Gözyaşı
Turkish Stories for Turkish Learners
Yeni tuttuğu hizmetçi kadına dedi ki:
- Dilin Anadolu'ya benziyor. Rumelili misin sen?
- Erfiçe köylerindenim. Alnımın yazısı imiş, buralara düştüm. Anlıyor ki, vaktiyle sarışın imiş, mavi gözlü imiş. Şimdi saçları küçük aktar dükkânı bebeklerinin ne kıla, ne de ota benzeyen, dokunsanız hışırdayacağını sandığınız cansız, kuru, soluk rengini, şeklini almış. Gözleri eski şekerlenmiş şuruplar kadar donuk, fersiz, katı, suyu çekilmiş... Dibe çökmüş bir gam tortusu. Bu kadar kuru, kabuğa benzeyen göze hiç rastlamamıştı. Belli ki bu kadın akşam vakti, onun zevkini kaçıracak içinden:
- Bir başkasını bulunca savarım, dedi.
Fakat hikâyesini dinledikten sonra savamadı:
Balkan savaşı çıkınca, sınıra çok yakın olan köyde, bir akşamüstü şu korku yayılmış: Düşman geliyor!
Bu gelen, o zamanki düşman, din ve ırz düşmanıdır da... Erkekleri süngüleyecek ve kadınları kirletecek. Bütün köy halkı mal mülk ne varsa bırakıp kaçmaya karar veriyor; bir anda at, öküz, araba... kaçmak için ne varsa hepsi hazır oluyor.
Dul Ayşe de hazırdır; bir atın üstündedir. Terkisinde beş yaşındaki oğlu, belinden sımsıkı sarılmış, önünde üç yaşındaki kızı bir kuşakla dizlerinden eğere bağlı, kucağında bir yaşına basmayan yavrusu uykuda...
Tepelerden, ara vermeyen, soluk aldırmayan bir yağmur iniyor, kış başlangıcı yağmuru... Bilmiyorlar ki bu böylece sürerse ovayı su basacaktır; çaylar kabaracak, nehirler taşacak, köprüler çökecek, yol iz kalmayacaktır. Islak gece içerisinde, sırılsıklam bir kafile. Kimi yaya, kimi atla koşuyor, kaçıyor.
Öndeki ümit, ordumuza yetişmek; arkadaki korku, düşman ordularına çiğnenmek.
Öne bakıyorlar: Çamur, yağmur, karanlık... Şimşek bile çakmayan koyu, değişmez bir karanlık. Arkaya bakıyorlar: Yine öyle bataklıklar, su tabakaları, gece... Dinliyorlar: Uzaklarda kabaran derenin yüklü uğultusu ve yakınlarda çamura batıp çıkan ayakların boğuk hışırtısı...
Ayşe, beline dolanan ufak kolların ara sıra gevşediğini duyuyor.
- Uyuma Ali, diyor, uyuma!
Önündeki baş yavaş yavaş dikliğini kaybediyor, dizine doğru eğiliyor:
-Uyuma Eminem, diyor, uyuma!
Sonra kucağında kıpırdanmalar başlayıp hafif ağlamalar işitince:
-Uyu ciğerim, diyor, uyu Osmanım!
At ikide bir sürçüyor, kapanıyor, soluyor, kendisini toparlıyor; gömülüyor, yine silkiniyor, yine ilerlemeye çabalıyor. O, yaşlı, romatizmalı bir beygirdir. Toprak ise gittikçe vıcık bir hâle gelmektedir. Yağmur kesilmek bilmediğinden saplanıp kalmaları veya taşan bir ırmağın akıntısına kapılarak boğulmaları ihtimali çoğalıyor.

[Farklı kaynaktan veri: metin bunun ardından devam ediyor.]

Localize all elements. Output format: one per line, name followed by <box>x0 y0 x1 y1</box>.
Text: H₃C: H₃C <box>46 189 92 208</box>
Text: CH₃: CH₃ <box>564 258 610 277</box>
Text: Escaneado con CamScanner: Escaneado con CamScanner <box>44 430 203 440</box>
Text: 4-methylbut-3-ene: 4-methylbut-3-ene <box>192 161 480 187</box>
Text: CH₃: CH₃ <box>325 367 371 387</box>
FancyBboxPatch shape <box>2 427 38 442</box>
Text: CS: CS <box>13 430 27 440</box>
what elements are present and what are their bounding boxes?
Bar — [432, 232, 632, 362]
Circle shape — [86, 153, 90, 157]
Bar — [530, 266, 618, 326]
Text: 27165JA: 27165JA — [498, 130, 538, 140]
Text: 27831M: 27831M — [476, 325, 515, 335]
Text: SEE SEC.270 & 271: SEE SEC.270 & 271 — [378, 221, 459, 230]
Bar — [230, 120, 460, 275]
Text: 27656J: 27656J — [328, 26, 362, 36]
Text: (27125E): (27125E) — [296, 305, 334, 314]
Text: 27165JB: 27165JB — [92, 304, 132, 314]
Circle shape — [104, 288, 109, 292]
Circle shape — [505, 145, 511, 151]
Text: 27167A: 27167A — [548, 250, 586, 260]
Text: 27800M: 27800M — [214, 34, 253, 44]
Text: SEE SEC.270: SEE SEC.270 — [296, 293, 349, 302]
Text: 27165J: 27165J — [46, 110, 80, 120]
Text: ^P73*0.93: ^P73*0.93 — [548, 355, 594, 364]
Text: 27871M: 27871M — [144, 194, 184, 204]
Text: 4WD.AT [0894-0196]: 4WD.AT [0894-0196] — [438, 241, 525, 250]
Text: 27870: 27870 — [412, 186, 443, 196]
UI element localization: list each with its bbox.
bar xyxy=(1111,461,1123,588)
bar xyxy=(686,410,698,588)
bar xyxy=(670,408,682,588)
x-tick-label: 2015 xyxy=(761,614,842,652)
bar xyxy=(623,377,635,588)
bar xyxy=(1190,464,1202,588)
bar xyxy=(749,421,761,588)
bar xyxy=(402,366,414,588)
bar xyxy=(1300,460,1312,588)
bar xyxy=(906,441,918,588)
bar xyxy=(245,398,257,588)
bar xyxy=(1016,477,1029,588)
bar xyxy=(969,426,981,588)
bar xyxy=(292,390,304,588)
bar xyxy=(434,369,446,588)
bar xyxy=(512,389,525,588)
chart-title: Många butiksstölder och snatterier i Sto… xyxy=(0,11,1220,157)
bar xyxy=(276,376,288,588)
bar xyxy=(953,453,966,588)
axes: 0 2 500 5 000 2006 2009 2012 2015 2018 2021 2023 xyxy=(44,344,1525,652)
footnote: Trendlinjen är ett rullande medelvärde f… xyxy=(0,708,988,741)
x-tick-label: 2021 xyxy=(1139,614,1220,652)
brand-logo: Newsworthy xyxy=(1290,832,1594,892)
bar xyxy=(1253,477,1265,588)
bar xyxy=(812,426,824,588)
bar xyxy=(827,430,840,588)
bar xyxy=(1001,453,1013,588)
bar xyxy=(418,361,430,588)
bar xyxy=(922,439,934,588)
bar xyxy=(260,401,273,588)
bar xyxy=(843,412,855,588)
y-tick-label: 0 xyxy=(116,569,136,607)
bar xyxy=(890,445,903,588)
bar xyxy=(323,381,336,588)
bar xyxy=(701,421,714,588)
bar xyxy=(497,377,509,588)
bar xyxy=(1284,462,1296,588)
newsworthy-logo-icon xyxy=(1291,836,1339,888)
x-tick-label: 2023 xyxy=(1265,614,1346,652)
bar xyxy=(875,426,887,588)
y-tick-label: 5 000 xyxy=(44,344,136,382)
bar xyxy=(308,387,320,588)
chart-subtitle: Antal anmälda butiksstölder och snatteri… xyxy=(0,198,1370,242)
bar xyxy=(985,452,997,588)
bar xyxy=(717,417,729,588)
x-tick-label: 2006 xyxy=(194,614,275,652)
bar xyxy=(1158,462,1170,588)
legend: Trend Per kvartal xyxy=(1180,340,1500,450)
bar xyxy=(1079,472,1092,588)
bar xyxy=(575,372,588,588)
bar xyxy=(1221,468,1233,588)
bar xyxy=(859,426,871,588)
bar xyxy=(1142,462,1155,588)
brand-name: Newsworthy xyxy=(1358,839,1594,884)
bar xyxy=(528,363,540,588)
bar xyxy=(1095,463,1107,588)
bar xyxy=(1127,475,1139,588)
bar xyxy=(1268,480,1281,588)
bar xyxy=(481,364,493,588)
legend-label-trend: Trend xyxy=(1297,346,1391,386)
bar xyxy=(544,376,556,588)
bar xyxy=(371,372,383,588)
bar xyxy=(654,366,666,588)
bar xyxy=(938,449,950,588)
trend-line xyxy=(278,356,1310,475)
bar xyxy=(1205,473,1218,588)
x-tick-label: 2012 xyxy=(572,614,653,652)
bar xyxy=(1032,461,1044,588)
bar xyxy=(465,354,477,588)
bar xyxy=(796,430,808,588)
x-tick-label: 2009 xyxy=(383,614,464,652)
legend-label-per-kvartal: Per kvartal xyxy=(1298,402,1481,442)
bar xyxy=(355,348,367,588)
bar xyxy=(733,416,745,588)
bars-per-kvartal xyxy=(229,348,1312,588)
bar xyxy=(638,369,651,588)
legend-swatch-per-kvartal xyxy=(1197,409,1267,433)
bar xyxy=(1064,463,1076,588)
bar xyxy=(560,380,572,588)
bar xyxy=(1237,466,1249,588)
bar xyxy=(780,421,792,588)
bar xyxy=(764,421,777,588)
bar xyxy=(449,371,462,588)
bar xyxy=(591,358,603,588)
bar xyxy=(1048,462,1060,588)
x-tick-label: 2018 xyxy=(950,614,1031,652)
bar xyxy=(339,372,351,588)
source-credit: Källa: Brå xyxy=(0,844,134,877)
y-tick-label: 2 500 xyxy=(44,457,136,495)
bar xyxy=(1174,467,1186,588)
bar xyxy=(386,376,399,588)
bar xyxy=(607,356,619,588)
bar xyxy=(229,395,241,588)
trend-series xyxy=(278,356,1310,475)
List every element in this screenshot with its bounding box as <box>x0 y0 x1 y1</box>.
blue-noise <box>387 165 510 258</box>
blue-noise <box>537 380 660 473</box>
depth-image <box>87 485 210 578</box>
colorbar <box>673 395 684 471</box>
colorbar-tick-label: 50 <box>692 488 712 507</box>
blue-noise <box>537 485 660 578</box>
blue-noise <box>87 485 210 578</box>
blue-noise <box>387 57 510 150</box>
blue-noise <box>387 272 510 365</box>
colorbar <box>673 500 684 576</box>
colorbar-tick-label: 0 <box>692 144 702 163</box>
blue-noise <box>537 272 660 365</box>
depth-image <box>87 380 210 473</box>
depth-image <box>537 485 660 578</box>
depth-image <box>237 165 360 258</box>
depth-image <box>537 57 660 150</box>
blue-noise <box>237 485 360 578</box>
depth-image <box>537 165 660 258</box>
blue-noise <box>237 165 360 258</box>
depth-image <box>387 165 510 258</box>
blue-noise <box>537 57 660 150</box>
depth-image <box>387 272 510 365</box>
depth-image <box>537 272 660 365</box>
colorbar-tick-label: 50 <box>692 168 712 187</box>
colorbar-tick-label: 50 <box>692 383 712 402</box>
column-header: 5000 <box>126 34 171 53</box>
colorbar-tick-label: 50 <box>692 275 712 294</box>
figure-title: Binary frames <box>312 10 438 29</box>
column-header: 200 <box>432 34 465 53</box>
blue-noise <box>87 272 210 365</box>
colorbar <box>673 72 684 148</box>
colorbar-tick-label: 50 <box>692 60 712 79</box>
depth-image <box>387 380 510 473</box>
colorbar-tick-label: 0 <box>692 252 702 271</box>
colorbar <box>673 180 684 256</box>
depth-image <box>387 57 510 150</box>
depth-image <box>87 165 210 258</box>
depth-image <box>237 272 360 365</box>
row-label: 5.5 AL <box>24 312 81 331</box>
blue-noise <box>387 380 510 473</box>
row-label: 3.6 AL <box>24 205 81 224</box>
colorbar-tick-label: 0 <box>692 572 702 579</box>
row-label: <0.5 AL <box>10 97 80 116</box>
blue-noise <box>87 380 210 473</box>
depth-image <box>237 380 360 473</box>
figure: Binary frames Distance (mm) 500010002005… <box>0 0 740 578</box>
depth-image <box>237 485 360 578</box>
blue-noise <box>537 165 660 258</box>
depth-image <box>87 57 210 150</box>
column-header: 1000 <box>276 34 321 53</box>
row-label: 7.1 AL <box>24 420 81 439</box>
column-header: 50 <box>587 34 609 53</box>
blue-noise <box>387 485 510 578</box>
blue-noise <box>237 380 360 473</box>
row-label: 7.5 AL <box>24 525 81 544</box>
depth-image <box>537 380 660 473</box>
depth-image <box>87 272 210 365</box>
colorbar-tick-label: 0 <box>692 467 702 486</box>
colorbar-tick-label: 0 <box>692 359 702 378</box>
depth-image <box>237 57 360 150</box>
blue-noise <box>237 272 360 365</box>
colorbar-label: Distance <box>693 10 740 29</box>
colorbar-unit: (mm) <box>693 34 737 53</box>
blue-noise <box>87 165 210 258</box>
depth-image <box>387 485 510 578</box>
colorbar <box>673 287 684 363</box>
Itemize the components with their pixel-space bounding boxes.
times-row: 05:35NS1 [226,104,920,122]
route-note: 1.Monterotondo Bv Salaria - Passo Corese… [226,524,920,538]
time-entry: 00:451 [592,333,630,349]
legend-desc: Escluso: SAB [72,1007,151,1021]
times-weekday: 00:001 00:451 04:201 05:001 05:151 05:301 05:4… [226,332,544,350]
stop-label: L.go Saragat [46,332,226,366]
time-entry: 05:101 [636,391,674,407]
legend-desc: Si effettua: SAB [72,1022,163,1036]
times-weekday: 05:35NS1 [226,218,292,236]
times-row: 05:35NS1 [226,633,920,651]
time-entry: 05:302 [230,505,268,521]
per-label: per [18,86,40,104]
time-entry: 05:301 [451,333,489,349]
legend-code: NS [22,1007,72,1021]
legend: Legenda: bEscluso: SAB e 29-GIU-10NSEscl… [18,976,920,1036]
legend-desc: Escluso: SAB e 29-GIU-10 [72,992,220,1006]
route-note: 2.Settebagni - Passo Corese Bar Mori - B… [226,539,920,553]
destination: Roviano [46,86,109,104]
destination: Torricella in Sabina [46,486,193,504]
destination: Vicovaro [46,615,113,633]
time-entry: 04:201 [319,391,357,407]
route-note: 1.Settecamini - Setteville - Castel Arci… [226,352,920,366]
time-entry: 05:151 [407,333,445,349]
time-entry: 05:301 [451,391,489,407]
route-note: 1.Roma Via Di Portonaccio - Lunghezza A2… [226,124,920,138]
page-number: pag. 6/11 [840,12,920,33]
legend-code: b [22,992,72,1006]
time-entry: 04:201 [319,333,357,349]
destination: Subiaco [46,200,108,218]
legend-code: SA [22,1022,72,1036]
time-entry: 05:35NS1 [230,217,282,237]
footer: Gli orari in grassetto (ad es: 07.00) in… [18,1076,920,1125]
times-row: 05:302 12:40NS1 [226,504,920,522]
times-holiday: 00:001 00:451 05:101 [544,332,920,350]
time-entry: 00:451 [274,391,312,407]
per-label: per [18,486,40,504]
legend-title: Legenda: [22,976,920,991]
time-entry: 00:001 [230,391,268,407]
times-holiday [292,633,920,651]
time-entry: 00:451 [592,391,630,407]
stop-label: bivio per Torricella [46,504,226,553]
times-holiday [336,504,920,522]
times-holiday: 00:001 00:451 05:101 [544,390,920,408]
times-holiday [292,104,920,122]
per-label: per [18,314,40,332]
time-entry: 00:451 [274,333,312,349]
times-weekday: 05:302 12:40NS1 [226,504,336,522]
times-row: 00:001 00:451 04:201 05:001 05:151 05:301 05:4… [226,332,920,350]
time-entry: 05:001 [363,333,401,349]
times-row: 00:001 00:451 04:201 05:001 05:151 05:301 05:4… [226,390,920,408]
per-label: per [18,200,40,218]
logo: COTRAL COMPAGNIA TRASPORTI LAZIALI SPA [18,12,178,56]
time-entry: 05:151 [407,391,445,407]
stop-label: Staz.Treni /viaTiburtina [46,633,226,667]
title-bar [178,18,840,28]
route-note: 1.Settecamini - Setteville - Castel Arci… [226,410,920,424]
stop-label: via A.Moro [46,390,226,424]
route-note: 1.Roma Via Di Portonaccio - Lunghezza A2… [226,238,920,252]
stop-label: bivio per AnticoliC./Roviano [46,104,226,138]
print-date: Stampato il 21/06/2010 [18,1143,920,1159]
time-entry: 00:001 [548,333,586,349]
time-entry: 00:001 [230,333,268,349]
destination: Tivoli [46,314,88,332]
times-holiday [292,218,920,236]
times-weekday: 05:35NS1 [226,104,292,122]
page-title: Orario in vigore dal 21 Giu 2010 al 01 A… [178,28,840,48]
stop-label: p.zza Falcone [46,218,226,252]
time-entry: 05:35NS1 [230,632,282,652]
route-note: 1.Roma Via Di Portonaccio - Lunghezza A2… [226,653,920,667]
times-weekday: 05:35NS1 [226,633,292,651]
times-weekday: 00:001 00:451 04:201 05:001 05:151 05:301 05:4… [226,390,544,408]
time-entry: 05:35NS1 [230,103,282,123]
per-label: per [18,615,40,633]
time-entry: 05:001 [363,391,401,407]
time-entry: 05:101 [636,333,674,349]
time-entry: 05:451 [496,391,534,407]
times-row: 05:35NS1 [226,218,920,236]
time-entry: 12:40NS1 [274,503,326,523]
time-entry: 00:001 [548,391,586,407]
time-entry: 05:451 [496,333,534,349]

Ayşe, yavrularına sarılarak ölmeyi, artık atın ve kendisinin güçsüzlüğüne bakarak fena bulmaktadır. İçindeki en dehşetli korku şimdi bu- dur: Atından ayrılarak üç canlı yükü ile beraber kalmak.
Sonunda bu oluyor.
Önce çöken, sonra da başını uzatıp yan üstü uzanan, bir türlü ayağa kalkamayan attan iniyorlar; çarçabuk iniyorlar, zira durmadan ilerleyen felâketin büyüklüğünden ayrı düşmek Ayşe'ye hepsinden daha korkunç geliyor.
Fakat geride kaldığını anlayıp bir müddet yürüyünce artık kendinde bu üç çocuğu birden taşımak, sürüklemek imkânı kalmadığını görüyor. Hem koşuyor, hem düşünüyor: ikisini olsun kurtarmak için birini feda etmek, hafifletmek gerekir.
Hangisini?
Ayşe, yanında diz kapaklarına kadar çamurlara bata çıka yürümeye çalışan Ali'nin mini mini elini bırakmak istemiyor. Boynuna dolanan mecalsiz kolları da çözmeye cesareti yoktur. Kucağındaki ıslak, hareketsiz, sessiz bohça ona zaten cansız gibi görünüyor. Belki kendiliğinden, soğuktan, sudan, havasızlıktan, ezilmekten ölmüştür. Ananın bir ümidi budur:
Yaşamadığını anlayarak, azapsız, kundağı bir tarafa en az çamurlu, en batak yere bırakıvermek...
Bütün o kıyamet içerisinde, elinden tuttuğunu ve omuzlarında taşıdığını sürüklerken kucağındakine eğiliyor, dinliyor... Ses işitmemek, hareket duymamak ümidiyle dinliyor ve yavrusunun kısık kısık, ılık ılık ağladığını duyuyor, "eyvah!" diyor.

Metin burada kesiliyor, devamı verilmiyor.